Will the recent negative trend continue leading up to the stock's next earnings release, or is it due for a breakout? Before we dive into how investors and analysts have reacted as of late, let's take a quick look at the most recent earnings report in order to get a better handle on the important drivers.

First-Quarter 2017 Results

Range Resources reported better-than-expected first-quarter 2017 earnings. The bottom-line improvement was mainly driven by increased production and higher price realizations, partially offset by higher expenses.

The company’s adjusted profit of $0.69 a share comfortably surpassed the Zacks Consensus Estimate of earnings of $0.18. Notably, the company had incurred a loss of $0.22 per share in the year-ago quarter.

Total revenue of $776.7 million beat the Zacks Consensus Estimate of $570.9 million and also jumped 134.3% year over year from $331.4 million.

Operational Performance

The company’s first-quarter production averaged almost 1,931.9 million cubic feet equivalent per day (MMcfe/d). Natural gas made up for 67% of the total production, while natural gas liquids (NGLs) and oil accounted for the remaining 33%. Total production volume improved 40% from the year-earlier quarter due to the company’s highly successful drilling program.

On a year-over-year basis, oil production increased 28%, while NGL production rose 44%. Moreover, natural gas production jumped 39% year over year.

The company’s total price realization (including the effects of hedges and derivative settlements) averaged $2.17 per Mcfe, up 41% year over year. Of this, NGL prices surged 68% to $8.00 per barrel while crude oil prices rose 39% to $49.50 per barrel, both on a year-over-year basis. Natural gas prices were up 38% year over year to $2.21 per Mcf.

Expenses

Total first-quarter 2017 expense was $494.1 million, up 6% year over year.
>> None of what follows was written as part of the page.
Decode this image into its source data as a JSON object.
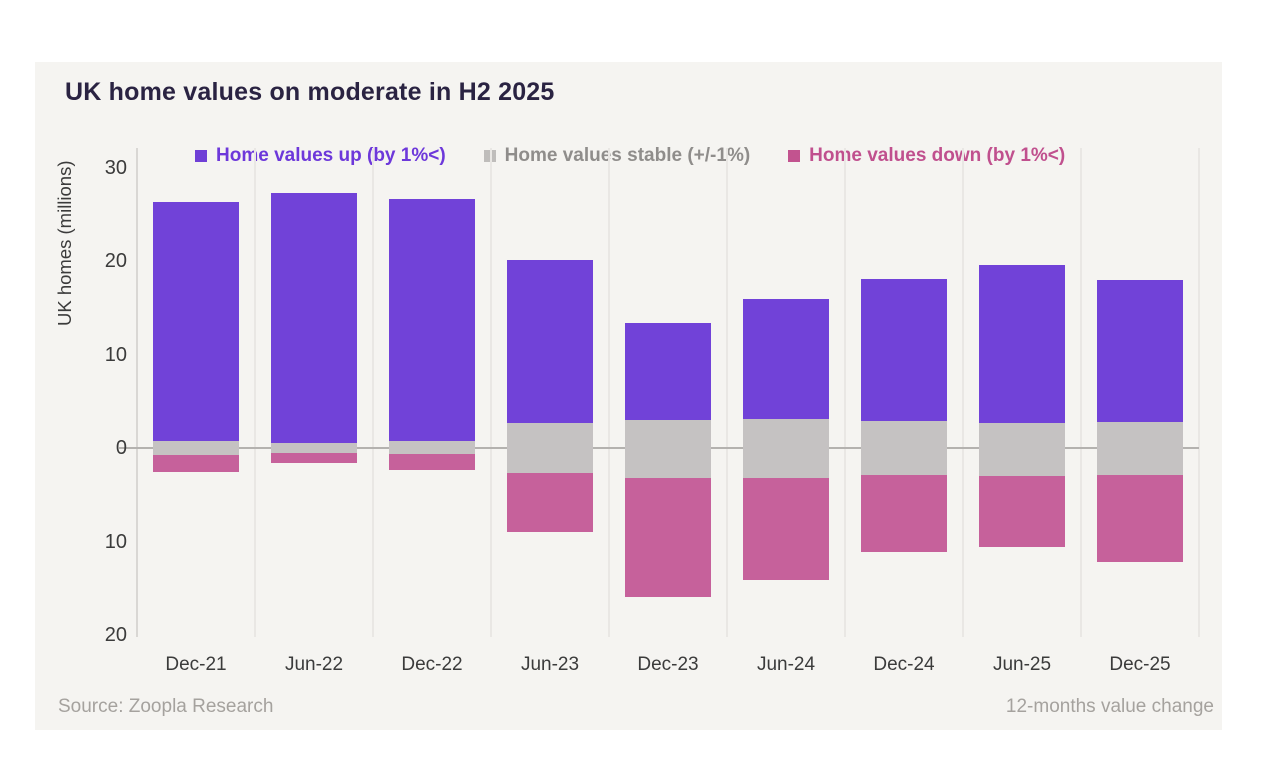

At the end of the quarter, the company had long-term debt of approximately $3,738.8 million with a debt-to-capitalization ratio of 40.1%. The company incurred drilling expenditures of $228 million in the first quarter to drill 54 wells. 

Guidance

For the second quarter of 2017, the company estimates production of 1.93 billion cubic feet equivalent (Bcfe) per day, with liquid comprising 30–32%.

For 2017, the company has set its production guidance at 2.07 Bcfe per day. This translates to annual growth rate of 33–35%.

The company’s 2017 capital budget is set at $1.15 billion. It is to be noted that almost 67% of the budget will be allocated for the Marcellus region, while the remaining will be spent for North Louisiana.

How Have Estimates Been Moving Since Then?

Following the release, investors have witnessed a downward trend in fresh estimates. There has been one revision lower for the current quarter. In the past month, the consensus estimate has shifted by -212 % due to these changes.

Range Resources Corporation Price and Consensus

 

VGM Scores

At this time, the stock has a great Growth Score of 'A', though it is lagging a lot on the momentum front with an 'F'. Charting a somewhat similar path, the stock was allocated a grade of 'D' on the value side, putting it in the bottom 40% for this investment strategy.

Overall, the stock has an aggregate VGM Score of 'C'. If you aren't focused on one strategy, this score is the one you should be interested in.

The company's stock is suitable solely for growth based on our styles scores.

Outlook

Estimates have been broadly trending downward for the stock. The magnitude of this revision also indicates a downward shift. Interestingly, the stock has a Zacks Rank #3 (Hold). We are looking for an inline return from the stock in the next few months.